There is all the chance in the world that everyone who saw this is going to see the next one. Well, it scratches the itch of incompleteness that Dune (or unofficially Dune I) has left us all with. The mystic and the voice of some the characters in the movie has leaked unto the whole film. It is like a spell on the viewer. Thimothée Chalamet is fragile and strong. The little we saw of Zendaya shows a defiant but flexible, convincible, girl.
But most of all, no matter how much the movie tried to make up for it throughout, I felt highly uncomfortable. It was a story of colonisation disguised as protectorate (the story of Cameroon really). It was the story of people who call themselves masters who soften the blow of the implied relationships by hugging their servants. It is a story of hierarchy, where the higher ranked are portrayed as good because there is worse.

It is the story of power at its pettiest. It relates to the feuds that plague the so-called Great Houses as the struggle to establish sub-empires for themselves in the greater interstellar empire they are part of. It shows how power is about the amount of places you own, the number of people you master, by fear or kindness alike. It attempt to show that power through kindness is better by comparison, not of course addressing why it should be in the first place. In this showdown, it is House Atreides versus House Harkonnen, both of the great empire known as the Imperium. It is respectively the good versus the bad or as I see it, the lesser evil versus the evil.

The American movie Dune is a paradox. There is something about this film that makes it all at once a heavy sigh and a lifeline to normality even as some favourite faces die one after the other. It so well captures the infinity, magnificence and danger of the desert. It showcases intricate architecture and art as one. It has beauty and the effects are solid. But I couldn’t help feeling boredom and discomfort. It was a weird bored though because I did not mind staying because everything that was set motivated me to wait for something to happen. And that was the problem. I was motivated to stay and I was fed nothing but a tasty promise. Even the music had the presence of Hans Zimmer but an unconnected spirit…

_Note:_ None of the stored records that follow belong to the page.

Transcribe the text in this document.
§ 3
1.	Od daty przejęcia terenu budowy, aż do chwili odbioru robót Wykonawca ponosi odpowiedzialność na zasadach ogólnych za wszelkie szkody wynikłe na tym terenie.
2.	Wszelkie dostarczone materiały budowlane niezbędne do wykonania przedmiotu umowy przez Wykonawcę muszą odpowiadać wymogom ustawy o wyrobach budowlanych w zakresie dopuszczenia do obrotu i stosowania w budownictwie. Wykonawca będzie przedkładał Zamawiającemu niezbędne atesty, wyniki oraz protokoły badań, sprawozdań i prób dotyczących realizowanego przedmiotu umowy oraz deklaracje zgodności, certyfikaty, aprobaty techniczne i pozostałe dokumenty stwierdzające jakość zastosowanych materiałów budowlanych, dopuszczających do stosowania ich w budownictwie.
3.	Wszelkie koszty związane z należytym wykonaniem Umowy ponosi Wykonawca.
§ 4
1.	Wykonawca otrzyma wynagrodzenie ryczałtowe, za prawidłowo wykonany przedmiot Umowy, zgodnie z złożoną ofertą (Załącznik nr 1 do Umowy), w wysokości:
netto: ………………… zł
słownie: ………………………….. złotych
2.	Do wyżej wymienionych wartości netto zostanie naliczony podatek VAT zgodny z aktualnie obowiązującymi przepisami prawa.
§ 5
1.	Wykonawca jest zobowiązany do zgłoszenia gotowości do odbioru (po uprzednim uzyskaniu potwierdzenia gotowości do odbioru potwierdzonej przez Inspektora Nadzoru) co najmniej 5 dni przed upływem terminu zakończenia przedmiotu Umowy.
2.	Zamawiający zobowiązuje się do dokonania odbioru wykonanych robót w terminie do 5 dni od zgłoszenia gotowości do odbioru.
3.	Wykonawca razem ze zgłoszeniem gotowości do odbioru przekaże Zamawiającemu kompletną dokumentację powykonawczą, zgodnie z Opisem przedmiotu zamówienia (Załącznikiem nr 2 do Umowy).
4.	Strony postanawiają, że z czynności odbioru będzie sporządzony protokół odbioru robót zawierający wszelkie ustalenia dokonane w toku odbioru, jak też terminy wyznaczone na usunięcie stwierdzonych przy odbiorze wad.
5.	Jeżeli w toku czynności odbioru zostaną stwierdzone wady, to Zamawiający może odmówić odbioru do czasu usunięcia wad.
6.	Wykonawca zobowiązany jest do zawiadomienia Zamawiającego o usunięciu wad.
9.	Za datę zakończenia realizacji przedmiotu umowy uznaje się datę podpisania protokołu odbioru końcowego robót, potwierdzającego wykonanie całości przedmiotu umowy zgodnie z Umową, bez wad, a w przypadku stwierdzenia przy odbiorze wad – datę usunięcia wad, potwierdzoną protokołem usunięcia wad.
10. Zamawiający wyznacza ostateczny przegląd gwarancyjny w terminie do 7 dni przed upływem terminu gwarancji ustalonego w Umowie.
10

American author Frank Herbert wrote the 1965 science fiction novel Dune. Denis Villeneuve directs the 2021 American science-fiction adaptation and co-scripted it with Jon Spaihts and Eric Roth. Dune is the beautiful and tasty narrated and exposited promise that something will happen and the revelation that this probably won’t be until the sequel. No matter how much I understand that it takes a few episodes to capture a story, there has to be more in the first one than exposition. On top of that, it has the discomfort of watching a diverse enough cast playing masters and servants.